MLPerf Automotive addresses the gap in standardized benchmarking for automotive ML systems by introducing a dedicated, safety-critical, real-time inference benchmark. The approach defines two inference scenarios, selects representative tasks (2D object detection, 2D segmentation, 3D object detection), provides ONNX-based reference implementations, and enforces strict safety-oriented accuracy and tail-latency targets. The first round (v0.5) reports nine submissions across two organizations, leveraging real and synthetic datasets (nuScenes and Cognata) and categorizing submissions into Hardened, Development, and Engineering Sample groups to reflect safety and deployment realities. This benchmark lays the groundwork for fair cross-platform comparisons, guides hardware/software optimization, and outlines concrete plans for power measurement, E2E multimodal models, and expanded automotive-specific tasks in future iterations.

Abstract

We present MLPerf Automotive, the first standardized public benchmark for evaluating Machine Learning systems that are deployed for AI acceleration in automotive systems. Developed through a collaborative partnership between MLCommons and the Autonomous Vehicle Computing Consortium, this benchmark addresses the need for standardized performance evaluation methodologies in automotive machine learning systems. Existing benchmark suites cannot be utilized for these systems since automotive workloads have unique constraints including safety and real-time processing that distinguish them from the domains that previously introduced benchmarks target. Our benchmarking framework provides latency and accuracy metrics along with evaluation protocols that enable consistent and reproducible performance comparisons across different hardware platforms and software implementations. The first iteration of the benchmark consists of automotive perception tasks in 2D object detection, 2D semantic segmentation, and 3D object detection. We describe the methodology behind the benchmark design including the task selection, reference models, and submission rules. We also discuss the first round of benchmark submissions and the challenges involved in acquiring the datasets and the engineering efforts to develop the reference implementations. Our benchmark code is available at https://github.com/mlcommons/mlperf_automotive.

Paper Structure

This paper contains 14 sections, 5 figures, 6 tables.

Figures (5)

  • Figure 1: The goal of standardizing the benchmarking process for automotive system suppliers.
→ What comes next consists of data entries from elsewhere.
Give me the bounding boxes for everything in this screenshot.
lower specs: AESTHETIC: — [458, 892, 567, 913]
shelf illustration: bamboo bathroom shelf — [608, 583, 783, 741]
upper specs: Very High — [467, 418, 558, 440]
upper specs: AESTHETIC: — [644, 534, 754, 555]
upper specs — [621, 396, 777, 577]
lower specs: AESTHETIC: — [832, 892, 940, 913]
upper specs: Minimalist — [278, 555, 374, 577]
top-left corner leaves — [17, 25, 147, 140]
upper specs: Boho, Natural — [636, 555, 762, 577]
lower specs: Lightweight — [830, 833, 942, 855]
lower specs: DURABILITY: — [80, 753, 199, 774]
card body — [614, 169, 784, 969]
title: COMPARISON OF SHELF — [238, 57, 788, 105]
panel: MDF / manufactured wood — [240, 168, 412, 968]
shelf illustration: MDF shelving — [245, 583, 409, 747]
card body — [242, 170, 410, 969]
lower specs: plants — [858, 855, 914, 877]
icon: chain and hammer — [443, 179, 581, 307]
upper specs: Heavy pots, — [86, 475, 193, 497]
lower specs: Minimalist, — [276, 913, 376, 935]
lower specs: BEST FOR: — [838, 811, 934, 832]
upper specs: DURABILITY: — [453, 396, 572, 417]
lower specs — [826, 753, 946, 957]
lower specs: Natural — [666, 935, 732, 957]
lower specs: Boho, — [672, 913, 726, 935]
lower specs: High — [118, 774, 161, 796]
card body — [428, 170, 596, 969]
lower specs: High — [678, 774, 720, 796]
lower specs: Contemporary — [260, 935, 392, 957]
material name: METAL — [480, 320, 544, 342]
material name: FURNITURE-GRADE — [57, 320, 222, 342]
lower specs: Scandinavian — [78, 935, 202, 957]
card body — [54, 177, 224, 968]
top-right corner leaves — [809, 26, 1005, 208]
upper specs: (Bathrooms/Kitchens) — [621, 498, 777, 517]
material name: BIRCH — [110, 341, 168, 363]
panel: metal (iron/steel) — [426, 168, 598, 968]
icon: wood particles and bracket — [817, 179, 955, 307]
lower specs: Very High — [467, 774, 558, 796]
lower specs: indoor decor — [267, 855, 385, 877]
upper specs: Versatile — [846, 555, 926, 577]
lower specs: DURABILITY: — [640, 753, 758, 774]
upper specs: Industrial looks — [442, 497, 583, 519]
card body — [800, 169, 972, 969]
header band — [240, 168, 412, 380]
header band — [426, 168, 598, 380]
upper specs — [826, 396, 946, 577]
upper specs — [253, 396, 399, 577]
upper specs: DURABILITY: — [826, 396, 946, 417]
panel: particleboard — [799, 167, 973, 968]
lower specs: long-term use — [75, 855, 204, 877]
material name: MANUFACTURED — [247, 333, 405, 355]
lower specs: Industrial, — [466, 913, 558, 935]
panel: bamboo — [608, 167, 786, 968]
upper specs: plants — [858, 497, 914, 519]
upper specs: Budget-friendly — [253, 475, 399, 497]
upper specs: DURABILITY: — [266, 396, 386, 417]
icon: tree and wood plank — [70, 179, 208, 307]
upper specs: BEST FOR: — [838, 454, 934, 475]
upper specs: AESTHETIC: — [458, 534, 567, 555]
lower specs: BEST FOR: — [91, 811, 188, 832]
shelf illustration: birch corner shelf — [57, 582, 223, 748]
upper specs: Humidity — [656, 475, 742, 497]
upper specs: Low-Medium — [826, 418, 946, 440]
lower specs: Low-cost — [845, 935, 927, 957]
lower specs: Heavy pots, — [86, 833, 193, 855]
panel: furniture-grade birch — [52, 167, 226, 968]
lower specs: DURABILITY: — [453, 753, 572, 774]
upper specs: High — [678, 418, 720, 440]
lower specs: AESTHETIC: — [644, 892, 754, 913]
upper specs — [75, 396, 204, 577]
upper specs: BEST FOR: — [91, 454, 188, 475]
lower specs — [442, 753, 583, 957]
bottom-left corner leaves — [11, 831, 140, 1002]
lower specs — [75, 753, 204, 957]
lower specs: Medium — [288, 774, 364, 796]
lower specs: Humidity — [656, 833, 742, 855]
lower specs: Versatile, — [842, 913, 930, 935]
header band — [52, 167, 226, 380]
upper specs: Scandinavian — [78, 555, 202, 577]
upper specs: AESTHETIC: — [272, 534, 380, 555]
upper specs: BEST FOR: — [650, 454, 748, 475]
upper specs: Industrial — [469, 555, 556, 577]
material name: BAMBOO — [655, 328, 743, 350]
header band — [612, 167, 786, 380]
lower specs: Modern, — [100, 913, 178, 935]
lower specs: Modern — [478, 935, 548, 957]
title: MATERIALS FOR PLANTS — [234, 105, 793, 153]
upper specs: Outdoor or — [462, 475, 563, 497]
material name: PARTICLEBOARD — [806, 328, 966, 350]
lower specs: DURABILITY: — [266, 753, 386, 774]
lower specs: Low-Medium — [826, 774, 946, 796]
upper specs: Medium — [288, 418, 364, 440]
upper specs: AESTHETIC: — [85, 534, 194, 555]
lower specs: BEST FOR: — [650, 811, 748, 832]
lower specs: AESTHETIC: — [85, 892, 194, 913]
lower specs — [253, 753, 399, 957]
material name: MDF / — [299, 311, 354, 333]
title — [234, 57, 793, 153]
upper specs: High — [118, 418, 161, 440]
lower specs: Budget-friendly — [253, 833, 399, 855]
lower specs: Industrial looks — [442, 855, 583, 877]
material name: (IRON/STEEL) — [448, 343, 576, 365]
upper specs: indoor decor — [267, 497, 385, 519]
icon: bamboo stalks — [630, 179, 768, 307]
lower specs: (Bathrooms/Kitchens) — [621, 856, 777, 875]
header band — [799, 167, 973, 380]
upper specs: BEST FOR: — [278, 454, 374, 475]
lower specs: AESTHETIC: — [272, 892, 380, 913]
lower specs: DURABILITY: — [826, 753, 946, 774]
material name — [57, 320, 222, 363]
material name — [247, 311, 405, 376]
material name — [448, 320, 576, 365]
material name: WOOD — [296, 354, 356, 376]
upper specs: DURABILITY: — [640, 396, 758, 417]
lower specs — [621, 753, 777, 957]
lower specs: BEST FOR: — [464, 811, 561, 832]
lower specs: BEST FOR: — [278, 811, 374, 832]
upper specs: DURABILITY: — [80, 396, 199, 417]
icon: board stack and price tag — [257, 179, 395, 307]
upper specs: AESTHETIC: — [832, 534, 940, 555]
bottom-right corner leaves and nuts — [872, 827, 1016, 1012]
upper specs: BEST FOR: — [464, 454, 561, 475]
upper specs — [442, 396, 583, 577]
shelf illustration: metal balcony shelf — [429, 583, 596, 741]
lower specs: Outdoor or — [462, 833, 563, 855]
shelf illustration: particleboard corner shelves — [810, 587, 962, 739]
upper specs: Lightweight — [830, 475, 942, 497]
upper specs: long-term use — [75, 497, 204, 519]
On the left is the complicated individual benchmarking process and on the right is the standardized use of MLPerf Automotive.
  • Figure 2: A system under test (SUT) during an inference run. (1) Setup benchmark, model, dataset, pre/post processing. (2) LoadGen creates queries of Sample IDs from the dataset for SUT. (3) Load samples into memory. (4) SUT is ready. (5) Issue request to SUT. (6) SUT return results and results are post-processed. (7) Logs output for latency and accuracy analysis.
  • Figure 3: Benchmark scenarios
  • Figure 4: Sample images from MLCommons Cognata dataset (top row) and nuScenes (bottom row)
  • Figure 5: SSD trained on the MLCommons Cognata dataset for 60 epochs. The variant with the best accuracy showed immediate benefit in the first epoch and maintained better accuracy until accuracy plateaued for all variants.